Uno studio condotto anche dall’Università di Parma e pubblicato di recente sulla rivista eLife, spiega come una visione pessimistica degli eventi sia in grado di determinare una ricaduta in un soggetto colpito da disturbo bipolare.
Il titolo della ricerca “Un deficit nell’apprendere informazioni positive predice la ricaduta in pazienti affetti da disturbo bipolare”, portata avanti da Paolo Ossola (primo autore) e Carlo Marchesi, rispettivamente ricercatore e docente di Psichiatria al Dipartimento di Medicina e Chirurgia dell’Ateneo, da Tali Sharot, docente di Neuroscienze cognitive al Dipartimento di Psicologia Sperimentale dell’University College London e da Neil Garrett, ricercatore al Dipartimento di Psicologia Sperimentale dell’Università di Oxford, introduce questa importante correlazione.
Grazie a questa intuizione infatti, sarà possibile prevedere eventuali episodi delle malattie e poter agire tempestivamente per alleggerire la sofferenza di chi è affetto da questa terribile malattia.

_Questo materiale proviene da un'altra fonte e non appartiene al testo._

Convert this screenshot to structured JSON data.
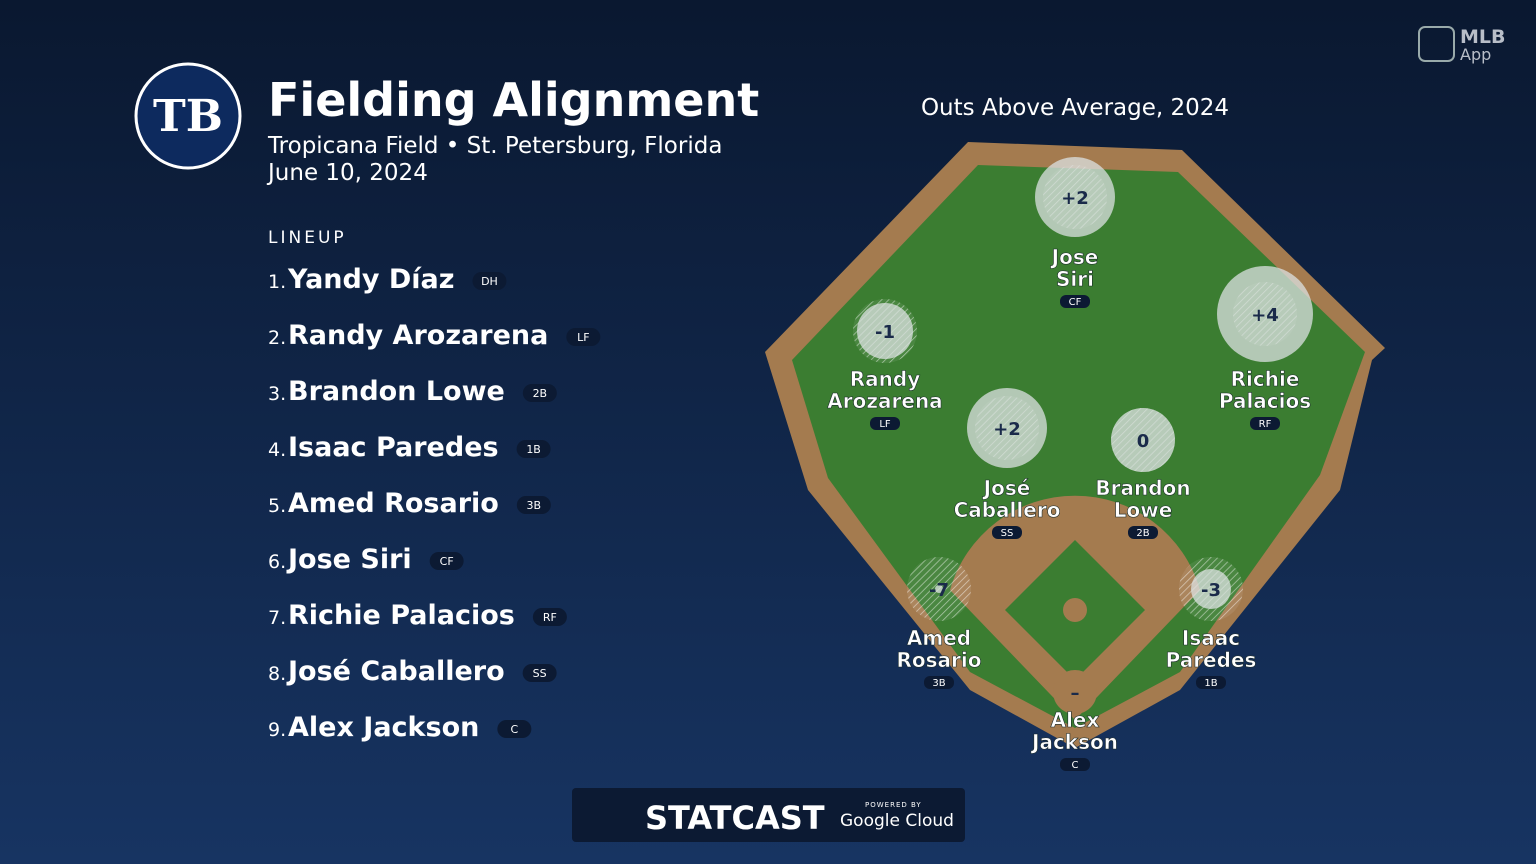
{
  "header": {
    "logo": "TB",
    "title": "Fielding Alignment",
    "subtitle": "Tropicana Field • St. Petersburg, Florida",
    "date": "June 10, 2024",
    "app_badge": [
      "MLB",
      "App"
    ]
  },
  "lineup": {
    "heading": "LINEUP",
    "items": [
      {
        "number": "1.",
        "name": "Yandy Díaz",
        "position": "DH"
      },
      {
        "number": "2.",
        "name": "Randy Arozarena",
        "position": "LF"
      },
      {
        "number": "3.",
        "name": "Brandon Lowe",
        "position": "2B"
      },
      {
        "number": "4.",
        "name": "Isaac Paredes",
        "position": "1B"
      },
      {
        "number": "5.",
        "name": "Amed Rosario",
        "position": "3B"
      },
      {
        "number": "6.",
        "name": "Jose Siri",
        "position": "CF"
      },
      {
        "number": "7.",
        "name": "Richie Palacios",
        "position": "RF"
      },
      {
        "number": "8.",
        "name": "José Caballero",
        "position": "SS"
      },
      {
        "number": "9.",
        "name": "Alex Jackson",
        "position": "C"
      }
    ]
  },
  "field": {
    "title": "Outs Above Average, 2024",
    "players": [
      {
        "name_lines": [
          "Jose",
          "Siri"
        ],
        "position": "CF",
        "oaa": 2,
        "oaa_label": "+2"
      },
      {
        "name_lines": [
          "Randy",
          "Arozarena"
        ],
        "position": "LF",
        "oaa": -1,
        "oaa_label": "-1"
      },
      {
        "name_lines": [
          "Richie",
          "Palacios"
        ],
        "position": "RF",
        "oaa": 4,
        "oaa_label": "+4"
      },
      {
        "name_lines": [
          "José",
          "Caballero"
        ],
        "position": "SS",
        "oaa": 2,
        "oaa_label": "+2"
      },
      {
        "name_lines": [
          "Brandon",
          "Lowe"
        ],
        "position": "2B",
        "oaa": 0,
        "oaa_label": "0"
      },
      {
        "name_lines": [
          "Amed",
          "Rosario"
        ],
        "position": "3B",
        "oaa": -7,
        "oaa_label": "-7"
      },
      {
        "name_lines": [
          "Isaac",
          "Paredes"
        ],
        "position": "1B",
        "oaa": -3,
        "oaa_label": "-3"
      },
      {
        "name_lines": [
          "Alex",
          "Jackson"
        ],
        "position": "C",
        "oaa": null,
        "oaa_label": "–"
      }
    ]
  },
  "footer": {
    "powered_by": "POWERED BY",
    "brand": "STATCAST",
    "partner": "Google Cloud"
  }
}
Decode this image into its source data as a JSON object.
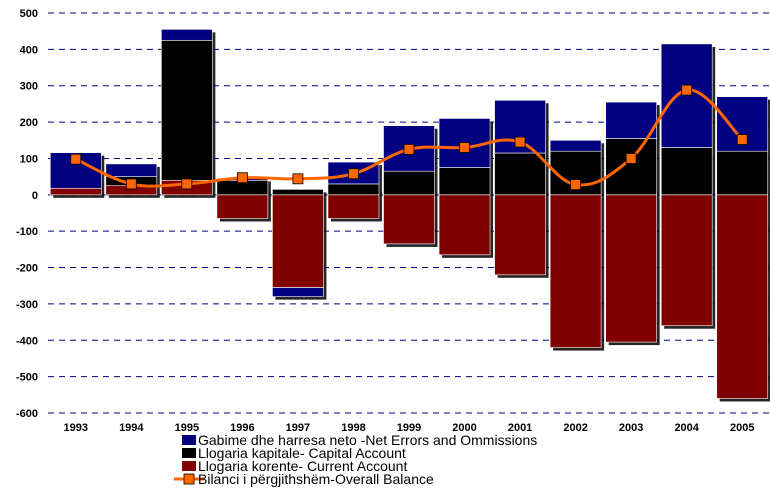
{
  "chart_data": {
    "type": "bar",
    "stacked": true,
    "categories": [
      "1993",
      "1994",
      "1995",
      "1996",
      "1997",
      "1998",
      "1999",
      "2000",
      "2001",
      "2002",
      "2003",
      "2004",
      "2005"
    ],
    "series": [
      {
        "name": "Gabime dhe harresa neto -Net Errors and Ommissions",
        "kind": "bar",
        "color": "#000080",
        "values": [
          98,
          35,
          30,
          5,
          -25,
          60,
          125,
          135,
          145,
          30,
          100,
          285,
          150
        ]
      },
      {
        "name": "Llogaria kapitale- Capital Account",
        "kind": "bar",
        "color": "#000000",
        "values": [
          0,
          25,
          385,
          40,
          15,
          30,
          65,
          75,
          115,
          120,
          155,
          130,
          120
        ]
      },
      {
        "name": "Llogaria korente- Current Account",
        "kind": "bar",
        "color": "#800000",
        "values": [
          18,
          25,
          40,
          -65,
          -255,
          -65,
          -135,
          -165,
          -220,
          -420,
          -405,
          -360,
          -560
        ]
      },
      {
        "name": "Bilanci i përgjithshëm-Overall Balance",
        "kind": "line",
        "color": "#FF6600",
        "values": [
          98,
          30,
          30,
          47,
          44,
          58,
          125,
          130,
          145,
          28,
          100,
          288,
          152
        ]
      }
    ],
    "ylim": [
      -600,
      500
    ],
    "yticks": [
      500,
      400,
      300,
      200,
      100,
      0,
      -100,
      -200,
      -300,
      -400,
      -500,
      -600
    ],
    "grid": "dashed horizontal",
    "legend": "bottom-center"
  }
}
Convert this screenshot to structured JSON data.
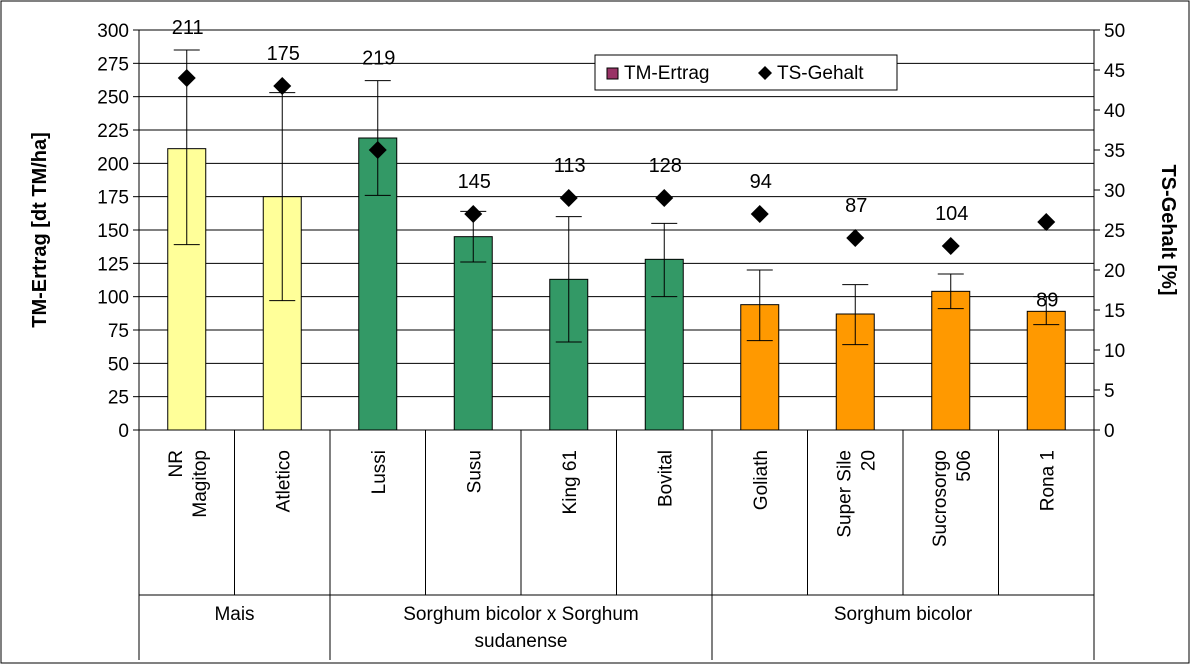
{
  "chart_data": {
    "type": "bar",
    "y_left_label": "TM-Ertrag [dt TM/ha]",
    "y_right_label": "TS-Gehalt [%]",
    "y_left_range": [
      0,
      300
    ],
    "y_left_ticks": [
      "0",
      "25",
      "50",
      "75",
      "100",
      "125",
      "150",
      "175",
      "200",
      "225",
      "250",
      "275",
      "300"
    ],
    "y_right_range": [
      0,
      50
    ],
    "y_right_ticks": [
      "0",
      "5",
      "10",
      "15",
      "20",
      "25",
      "30",
      "35",
      "40",
      "45",
      "50"
    ],
    "grid": true,
    "legend_position": "top-right",
    "legend": [
      {
        "name": "TM-Ertrag",
        "color": "#993366"
      },
      {
        "name": "TS-Gehalt",
        "marker": "diamond",
        "color": "#000000"
      }
    ],
    "groups": [
      {
        "label_lines": [
          "Mais"
        ],
        "start": 0,
        "end": 2,
        "color": "#FFFF99"
      },
      {
        "label_lines": [
          "Sorghum bicolor x  Sorghum",
          "sudanense"
        ],
        "start": 2,
        "end": 6,
        "color": "#339966"
      },
      {
        "label_lines": [
          "Sorghum bicolor"
        ],
        "start": 6,
        "end": 10,
        "color": "#FF9900"
      }
    ],
    "categories": [
      {
        "lines": [
          "NR",
          "Magitop"
        ],
        "yield": 211,
        "yield_label": "211",
        "err_low": 139,
        "err_high": 285,
        "ts": 44
      },
      {
        "lines": [
          "Atletico"
        ],
        "yield": 175,
        "yield_label": "175",
        "err_low": 97,
        "err_high": 253,
        "ts": 43
      },
      {
        "lines": [
          "Lussi"
        ],
        "yield": 219,
        "yield_label": "219",
        "err_low": 176,
        "err_high": 262,
        "ts": 35
      },
      {
        "lines": [
          "Susu"
        ],
        "yield": 145,
        "yield_label": "145",
        "err_low": 126,
        "err_high": 164,
        "ts": 27
      },
      {
        "lines": [
          "King 61"
        ],
        "yield": 113,
        "yield_label": "113",
        "err_low": 66,
        "err_high": 160,
        "ts": 29
      },
      {
        "lines": [
          "Bovital"
        ],
        "yield": 128,
        "yield_label": "128",
        "err_low": 100,
        "err_high": 155,
        "ts": 29
      },
      {
        "lines": [
          "Goliath"
        ],
        "yield": 94,
        "yield_label": "94",
        "err_low": 67,
        "err_high": 120,
        "ts": 27
      },
      {
        "lines": [
          "Super Sile",
          "20"
        ],
        "yield": 87,
        "yield_label": "87",
        "err_low": 64,
        "err_high": 109,
        "ts": 24
      },
      {
        "lines": [
          "Sucrosorgo",
          "506"
        ],
        "yield": 104,
        "yield_label": "104",
        "err_low": 91,
        "err_high": 117,
        "ts": 23
      },
      {
        "lines": [
          "Rona 1"
        ],
        "yield": 89,
        "yield_label": "89",
        "err_low": 79,
        "err_high": 100,
        "ts": 26
      }
    ]
  }
}
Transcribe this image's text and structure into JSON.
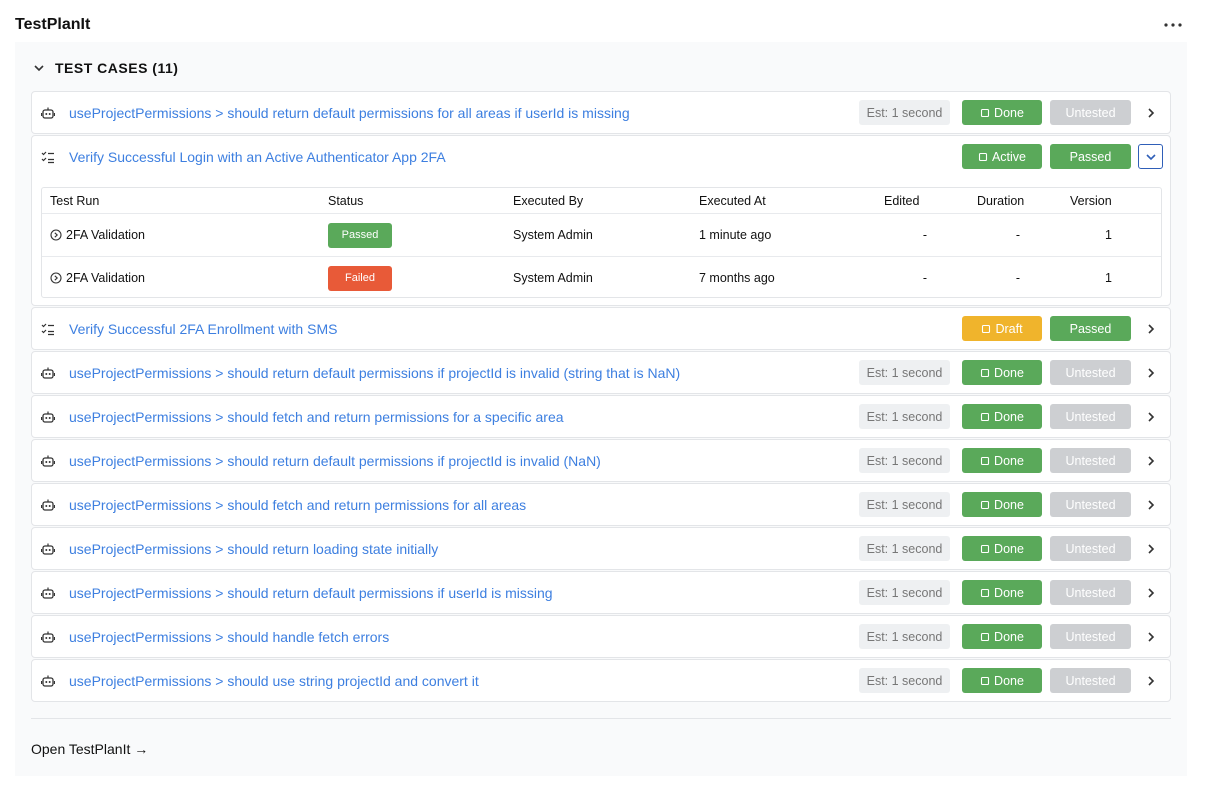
{
  "header": {
    "title": "TestPlanIt"
  },
  "section": {
    "title": "TEST CASES (11)"
  },
  "cases": [
    {
      "name": "useProjectPermissions > should return default permissions for all areas if userId is missing",
      "estimate": "Est: 1 second",
      "state": {
        "label": "Done",
        "color": "#5aa95a"
      },
      "status": {
        "label": "Untested",
        "color": "#cdcfd2"
      }
    },
    {
      "name": "Verify Successful Login with an Active Authenticator App 2FA",
      "state": {
        "label": "Active",
        "color": "#5aa95a"
      },
      "status": {
        "label": "Passed",
        "color": "#5aa95a"
      },
      "runs": {
        "columns": [
          "Test Run",
          "Status",
          "Executed By",
          "Executed At",
          "Edited",
          "Duration",
          "Version"
        ],
        "rows": [
          {
            "test_run": "2FA Validation",
            "status": {
              "label": "Passed",
              "color": "#5aa95a"
            },
            "executed_by": "System Admin",
            "executed_at": "1 minute ago",
            "edited": "-",
            "duration": "-",
            "version": 1
          },
          {
            "test_run": "2FA Validation",
            "status": {
              "label": "Failed",
              "color": "#e85a38"
            },
            "executed_by": "System Admin",
            "executed_at": "7 months ago",
            "edited": "-",
            "duration": "-",
            "version": 1
          }
        ]
      }
    },
    {
      "name": "Verify Successful 2FA Enrollment with SMS",
      "state": {
        "label": "Draft",
        "color": "#f0b42c"
      },
      "status": {
        "label": "Passed",
        "color": "#5aa95a"
      }
    },
    {
      "name": "useProjectPermissions > should return default permissions if projectId is invalid (string that is NaN)",
      "estimate": "Est: 1 second",
      "state": {
        "label": "Done",
        "color": "#5aa95a"
      },
      "status": {
        "label": "Untested",
        "color": "#cdcfd2"
      }
    },
    {
      "name": "useProjectPermissions > should fetch and return permissions for a specific area",
      "estimate": "Est: 1 second",
      "state": {
        "label": "Done",
        "color": "#5aa95a"
      },
      "status": {
        "label": "Untested",
        "color": "#cdcfd2"
      }
    },
    {
      "name": "useProjectPermissions > should return default permissions if projectId is invalid (NaN)",
      "estimate": "Est: 1 second",
      "state": {
        "label": "Done",
        "color": "#5aa95a"
      },
      "status": {
        "label": "Untested",
        "color": "#cdcfd2"
      }
    },
    {
      "name": "useProjectPermissions > should fetch and return permissions for all areas",
      "estimate": "Est: 1 second",
      "state": {
        "label": "Done",
        "color": "#5aa95a"
      },
      "status": {
        "label": "Untested",
        "color": "#cdcfd2"
      }
    },
    {
      "name": "useProjectPermissions > should return loading state initially",
      "estimate": "Est: 1 second",
      "state": {
        "label": "Done",
        "color": "#5aa95a"
      },
      "status": {
        "label": "Untested",
        "color": "#cdcfd2"
      }
    },
    {
      "name": "useProjectPermissions > should return default permissions if userId is missing",
      "estimate": "Est: 1 second",
      "state": {
        "label": "Done",
        "color": "#5aa95a"
      },
      "status": {
        "label": "Untested",
        "color": "#cdcfd2"
      }
    },
    {
      "name": "useProjectPermissions > should handle fetch errors",
      "estimate": "Est: 1 second",
      "state": {
        "label": "Done",
        "color": "#5aa95a"
      },
      "status": {
        "label": "Untested",
        "color": "#cdcfd2"
      }
    },
    {
      "name": "useProjectPermissions > should use string projectId and convert it",
      "estimate": "Est: 1 second",
      "state": {
        "label": "Done",
        "color": "#5aa95a"
      },
      "status": {
        "label": "Untested",
        "color": "#cdcfd2"
      }
    }
  ],
  "footer": {
    "link": "Open TestPlanIt →"
  }
}
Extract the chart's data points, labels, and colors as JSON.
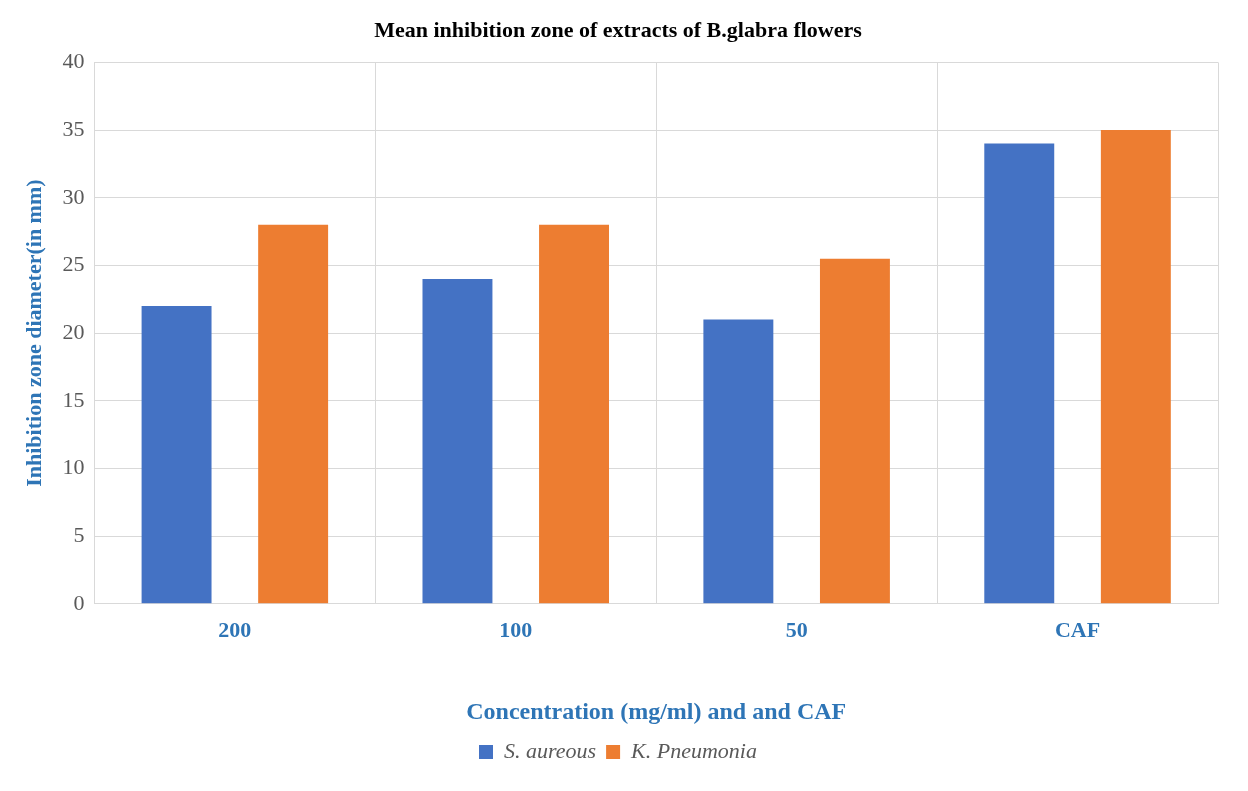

Il disturbo bipolare si identifica dal susseguirsi di episodi di espansione (mania) e depressione, intervallati da fasi asintomatiche definite eutimia. Periodi più brevi di eutimia si ricollegano ad una maggior disabilità, ad un maggior rischio di disoccupazione, ricoveri ospedalieri e rischio suicidario.
Disturbo bipolare: i risultati della ricerca
Lo studio ha coinvolto 36 pazienti colpiti da disturbo bipolare con un esperimento da svolgere al computer: osservare 40 eventi di vita poco piacevoli, e di spiegare quale sarebbe stata la loro reazione ad una circostanza infelice ( per esempio, perdere il portafoglio). Successivamente i partecipanti sono stati monitorati a cadenza mensile per 5 anni con l’obiettivo di valutare l’eventuale comparsa di sintomi suggestivi di un nuovo episodio.
In uno step successivo è stato chiesto ai partecipanti di osservare la probabilità reale che questo evento potesse accadere nella popolazione generale. In questo modo, i soggetti coinvolti nell’esperimento a volte ricevevano informazioni negative (per esempio se la possimità reale di perdere il portafoglio era maggiore di quanto pensassero) ed altri ricevevano informazioni positive (per esempio se la probabilità di avere la carta di credito clonata era minore di quanto si aspettassero). Alla fine di questa sessione veniva rinnovata la richiesta di misurare la possibilità che questo evento accadesse a loro.
La ricerca ha dimostrato che i pazienti che cambiano maggiormente le loro convinzioni più radicate in risposta a notizie positive rispetto a quelle negative, e che quindi avevano una maggior tendenza ottimistica, rimangono in eutimia più a lungo. Questo era vero sia per ricadute maniacali che depressive e l’associazione rimane anche valutando altri fattori come l’età, la terapia psicofarmacologica e la durata di malattia.